4 Many southerners still refer to baking or boiling potatoes as “white” or “Irish” potatoes to distinguish them from sweet potatoes, which aren’t reserved for Thanksgiving but are another everyday vegetable.
5 Miss Lewis strongly felt that if you used cheap Sherry, “you have to add so much you kill the taste of whatever you are cooking.”
6A sun dog is a bright white patch of light that appears when the sun is low on the horizon, shining through thin, high ice (cirrus) clouds. Sometimes it exhibits a spectrum of colors.
7 Salamanders are called spring keepers because they’re found in clean-running springs. Folk belief holds that if you kill the spring keeper, the spring will run dry.

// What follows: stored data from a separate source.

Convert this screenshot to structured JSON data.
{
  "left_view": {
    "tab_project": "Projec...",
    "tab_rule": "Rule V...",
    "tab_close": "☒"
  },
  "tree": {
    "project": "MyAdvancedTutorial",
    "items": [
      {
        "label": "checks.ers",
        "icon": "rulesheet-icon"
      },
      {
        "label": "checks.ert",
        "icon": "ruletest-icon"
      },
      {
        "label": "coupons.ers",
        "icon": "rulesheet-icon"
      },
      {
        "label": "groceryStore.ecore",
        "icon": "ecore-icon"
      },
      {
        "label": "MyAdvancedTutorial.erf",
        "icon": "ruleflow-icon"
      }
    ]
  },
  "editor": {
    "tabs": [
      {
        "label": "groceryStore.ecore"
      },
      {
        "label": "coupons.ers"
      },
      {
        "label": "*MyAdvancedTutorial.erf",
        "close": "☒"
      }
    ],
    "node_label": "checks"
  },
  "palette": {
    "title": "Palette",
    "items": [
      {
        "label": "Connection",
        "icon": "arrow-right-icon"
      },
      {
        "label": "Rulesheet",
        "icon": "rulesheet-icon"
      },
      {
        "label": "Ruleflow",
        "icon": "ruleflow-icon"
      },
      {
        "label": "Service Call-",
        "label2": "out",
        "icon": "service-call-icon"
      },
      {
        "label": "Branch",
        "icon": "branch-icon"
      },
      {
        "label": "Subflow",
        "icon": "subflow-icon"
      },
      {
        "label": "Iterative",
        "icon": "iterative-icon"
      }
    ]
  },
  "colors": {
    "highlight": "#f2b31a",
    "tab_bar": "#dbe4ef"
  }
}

8 Snowbirds are juncos, a type of finch.
9 Folk tradition also holds that the call of a whip-poor-will at midnight is a portent of death.
10 Southern writer Reynolds Price (born 1933) described pimento cheese “homemade by Mother” as the peanut butter of his childhood. Most of the versions found in southern supermarkets are, says Price, “made apparently from congealed insecticides.”
11 Faulkner wrote Intruder in the Dust in 1948 as a response to growing racial tensions in the South.
12 The Light in the Piazza, by Mississippi native Elizabeth Spencer (born 1921), explores the ties that bind.
13 A traditional groom’s wedding cake is a white fruitcake.
14 For a loving (and hilarious) tribute to the multifaceted Eugene Walter (1921–1998), visit southernfoodways.com.
15 Marie Rudisill (1911–2006) is best known for Fruitcake: Memories of Truman Capote & Sook.
16 In The Member of the Wedding, McCullers writes: “Now hopping-john was F. Jasmine’s very favorite food. She had always warned them to wave a plate of rice and peas before her nose when she was in her coffin ... for if a breath of life was left in her, she would sit up and eat, but if she smelled the hopping-john, and did not stir, then they could just nail down the coffin and be certain she was truly dead.”